La strategia militare avanza parallela a quella del governo. Ieri il presidente Adly Mansour aveva convocato una conferenza stampa: il primo gesto di glasnost dopo giorni di bugie e propaganda. Per non sbagliare, il presidente provvisorio ha poi mandato un suo portavoce a parlare con i giornalisti. Fra le tante mistificazioni - «le forze dell'ordine hanno esercitato il massimo autocontrollo» -, la notizia vera è la conferma dell'obiettivo del golpe che i militari avevano in mente dal 3 di luglio, quando fu estromesso e arrestato il presidente Mohamed Morsi: mettere fuori legge i Fratelli musulmani.

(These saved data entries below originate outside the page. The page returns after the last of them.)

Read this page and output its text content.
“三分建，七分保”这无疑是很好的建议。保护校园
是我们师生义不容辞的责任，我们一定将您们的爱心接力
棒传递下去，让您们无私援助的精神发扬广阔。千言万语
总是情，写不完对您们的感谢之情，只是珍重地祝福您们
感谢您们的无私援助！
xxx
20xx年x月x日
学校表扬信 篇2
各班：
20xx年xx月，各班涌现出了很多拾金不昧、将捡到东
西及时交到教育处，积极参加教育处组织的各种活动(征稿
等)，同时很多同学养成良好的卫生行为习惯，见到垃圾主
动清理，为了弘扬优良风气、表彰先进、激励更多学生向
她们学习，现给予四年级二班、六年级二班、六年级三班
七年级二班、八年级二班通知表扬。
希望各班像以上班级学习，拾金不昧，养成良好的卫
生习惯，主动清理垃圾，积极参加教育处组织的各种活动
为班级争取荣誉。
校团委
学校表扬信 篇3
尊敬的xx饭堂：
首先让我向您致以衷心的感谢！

Il movimento, non il suo partito Libertà e giustizia. Ma il partito è così dipendente da Mohamed Badie, la guida spirituale della fratellanza, che la sua esclusione dal panorama politico egiziano è implicita. Della mediocre tenuta di Morsi, delle mancate promesse di essere inclusivi dopo la vittoria elettorale, Badie è probabilmente il principale responsabile. Tardivamente, poco tempo fa, il movimento si era registrato fra le organizzazioni non governative: lo prevedeva la legge. Ma diversamente dalle altre, ha continuato ad essere una specie di setta segreta della quale non si sapeva nulla, a cominciare dai sostegni economici e dai bilanci.
Anche ieri sera è scattato il coprifuoco. Le 19 è l'ora in cui il Cairo incomincia a vivere la parte notturna della sua giornata: normalmente la città si ferma solo fra le tre e le cinque del mattino. Il silenzio di ieri sera non era usuale. Ma tendendo le orecchie si sentivano i clacson e i motori delle auto. E guardando con più attenzione, non su tutti i marciapiedi i narghilè avevano smesso di ribollire e fumare. È il rumore del Cairo che nessun coprifuoco può fermare del tutto. Domani si vedrà.